From 1990 to 1995, Zimanov was elected People’s Deputy to the Supreme Council of the Republic of Kazakhstan. He served as a member of the Presidium of the Supreme Council, a member of the Committee on Foreign Relations and Interparliamentary Cooperation, and Chairman of the Committee on Veterans and Persons with Disabilities. As a highly qualified legal expert, he actively contributed to the legal establishment of Kazakhstan’s international relations after the country chose the path of sovereignty and independence, to granting state status to the Kazakh language, to introducing the institution of presidential governance, and to implementing legal and democratic reforms.
In 1992–1993, he was a member of the Consultative Council under the President of the Republic of Kazakhstan and the National Council on State Policy.
Zimanov’s research works were primarily devoted to the history and theory of state and law, the formation and development of national states in Kazakhstan and other regions of Central Asia, the state independence of the Republic of Kazakhstan, and other pressing issues. He also published several scholarly works on legal theory, traditional Kazakh legal culture, and Sharia law.
During the December 1986 events, he demonstrated civic courage. He firmly opposed the offensive statements made by high-ranking representatives of the imperial center against the Kazakh people and defended national dignity and honor with clear and compelling arguments.
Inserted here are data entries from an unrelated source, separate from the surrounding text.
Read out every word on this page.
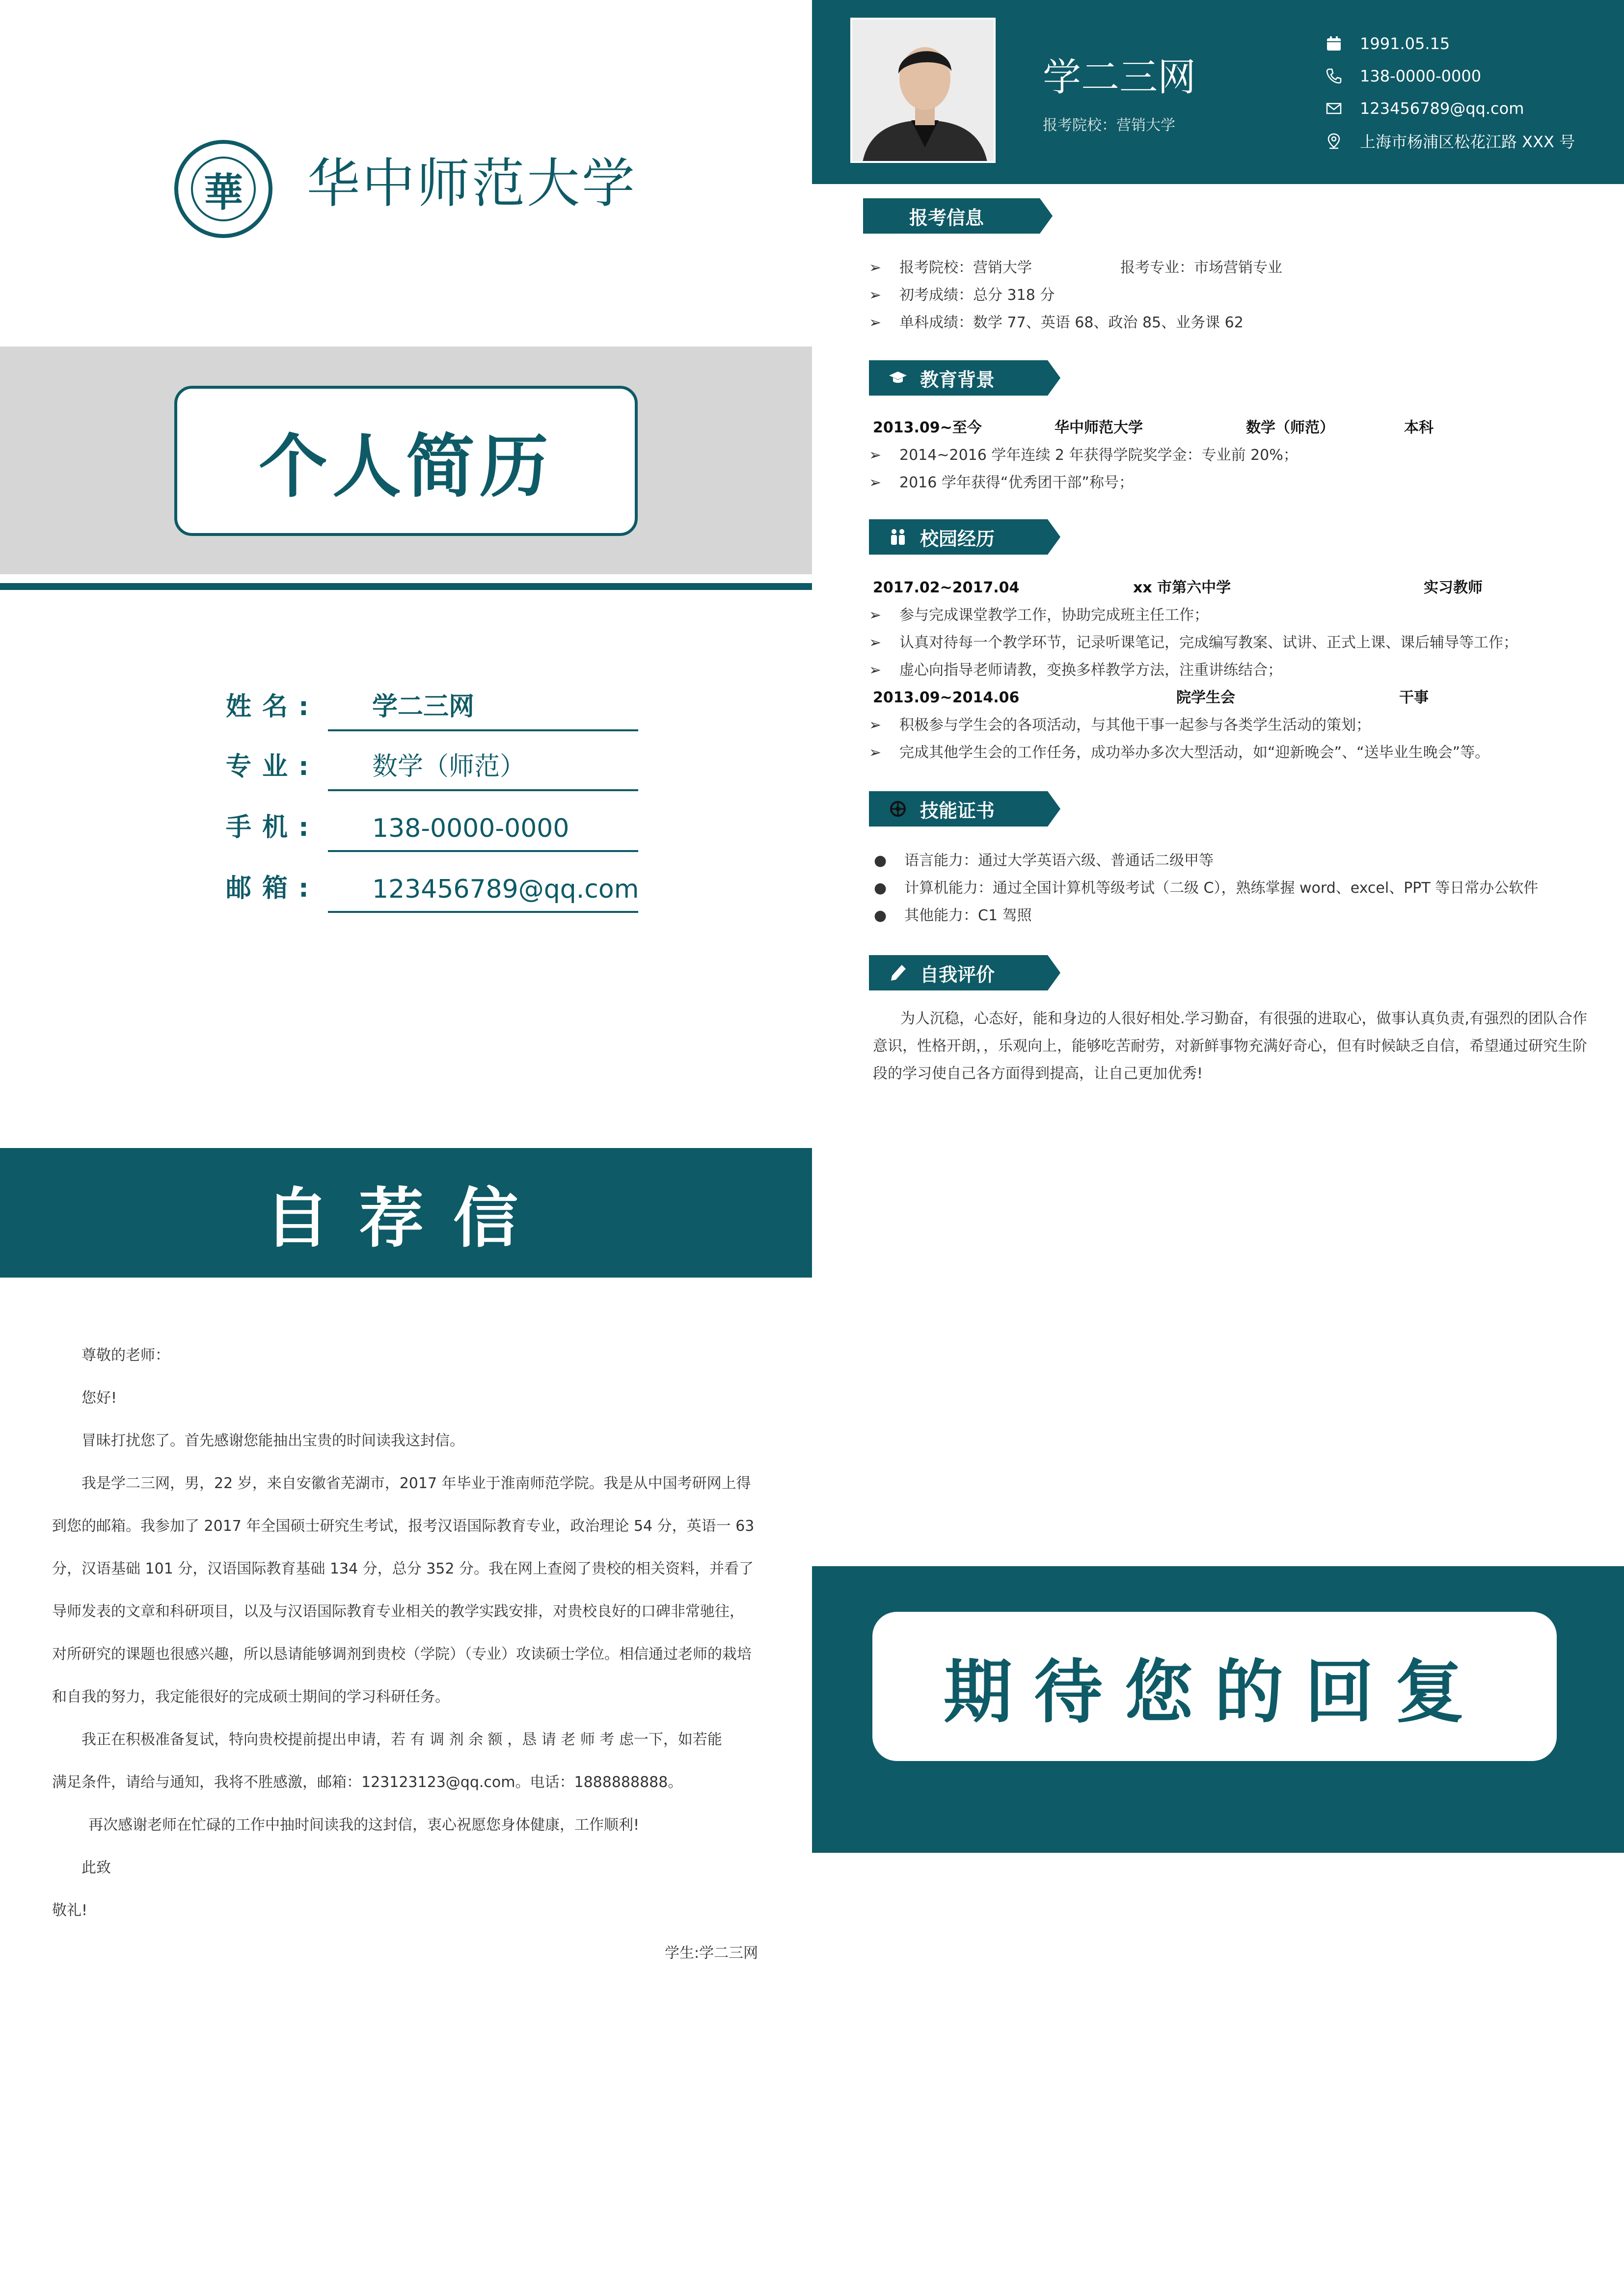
華 华中师范大学
个人简历
姓名: 学二三网
专业: 数学（师范）
手机: 138-0000-0000
邮箱: 123456789@qq.com
学二三网
报考院校：营销大学
1991.05.15
138-0000-0000
123456789@qq.com
上海市杨浦区松花江路 XXX 号
报考信息
➢ 报考院校：营销大学	报考专业：市场营销专业
➢ 初考成绩：总分 318 分
➢ 单科成绩：数学 77、英语 68、政治 85、业务课 62
教育背景
2013.09~至今	华中师范大学	数学（师范）	本科
➢ 2014~2016 学年连续 2 年获得学院奖学金：专业前 20%；
➢ 2016 学年获得“优秀团干部”称号；
校园经历
2017.02~2017.04	xx 市第六中学	实习教师
➢ 参与完成课堂教学工作，协助完成班主任工作；
➢ 认真对待每一个教学环节，记录听课笔记，完成编写教案、试讲、正式上课、课后辅导等工作；
➢ 虚心向指导老师请教，变换多样教学方法，注重讲练结合；
2013.09~2014.06	院学生会	干事
➢ 积极参与学生会的各项活动，与其他干事一起参与各类学生活动的策划；
➢ 完成其他学生会的工作任务，成功举办多次大型活动，如“迎新晚会”、“送毕业生晚会”等。
技能证书
● 语言能力：通过大学英语六级、普通话二级甲等
● 计算机能力：通过全国计算机等级考试（二级 C），熟练掌握 word、excel、PPT 等日常办公软件
● 其他能力：C1 驾照
自我评价
为人沉稳，心态好，能和身边的人很好相处.学习勤奋，有很强的进取心，做事认真负责,有强烈的团队合作
意识，性格开朗，，乐观向上，能够吃苦耐劳，对新鲜事物充满好奇心，但有时候缺乏自信，希望通过研究生阶
段的学习使自己各方面得到提高，让自己更加优秀!
自荐信
尊敬的老师：
您好!
冒昧打扰您了。首先感谢您能抽出宝贵的时间读我这封信。
我是学二三网，男，22 岁，来自安徽省芜湖市，2017 年毕业于淮南师范学院。我是从中国考研网上得
到您的邮箱。我参加了 2017 年全国硕士研究生考试，报考汉语国际教育专业，政治理论 54 分，英语一 63
分，汉语基础 101 分，汉语国际教育基础 134 分，总分 352 分。我在网上查阅了贵校的相关资料，并看了
导师发表的文章和科研项目，以及与汉语国际教育专业相关的教学实践安排，对贵校良好的口碑非常驰往，
对所研究的课题也很感兴趣，所以恳请能够调剂到贵校（学院）（专业）攻读硕士学位。相信通过老师的栽培
和自我的努力，我定能很好的完成硕士期间的学习科研任务。
我正在积极准备复试，特向贵校提前提出申请，若 有 调 剂 余 额 ，恳 请 老 师 考 虑一下，如若能
满足条件，请给与通知，我将不胜感激，邮箱：123123123@qq.com。电话：1888888888。
再次感谢老师在忙碌的工作中抽时间读我的这封信，衷心祝愿您身体健康，工作顺利!
此致
敬礼!
学生:学二三网
期待您的回复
After the establishment of the Republic of Kazakhstan, a new and fruitful stage began in Zimanov’s scientific and socio-political activity. The Supreme Council of Kazakhstan was tasked with adopting numerous new laws. During this critical historical period, Zimanov distinguished himself through his scholarship and statesmanship. He headed the commission for drafting the “Declaration on State Sovereignty of the Kazakh SSR” (October 25, 1990), which played a decisive role in the history of Kazakh statehood and the Kazakh people. He was also one of the leading members of the commission that drafted the Constitutional Law “On the State Independence of the Republic of Kazakhstan” (December 16, 1991), another highly significant political act in the nation’s history. He served as a member of the Constitutional Commission for drafting the new Constitution of the Republic of Kazakhstan within the Supreme Council, where he led the expert group.
His research work “The Theory and Practice of Autonomization in the USSR” (1998) generated considerable resonance among the scientific community of the CIS countries. In it, he analytically substantiated the collapse of the powerful USSR and the formation of new independent republics on the basis of its former autonomous territories.
Zimanov served as the scientific editor of the ten-volume encyclopedia “Ancient Laws of the Kazakhs.” He was a laureate of the Peace and Spiritual Accord Prize of the President of the Republic of Kazakhstan (1993) and the State Prize of Kazakhstan (2002). He was awarded the Order of Parasat (2002), the Order of the Patriotic War (twice), the Order of the Red Star, and numerous medals.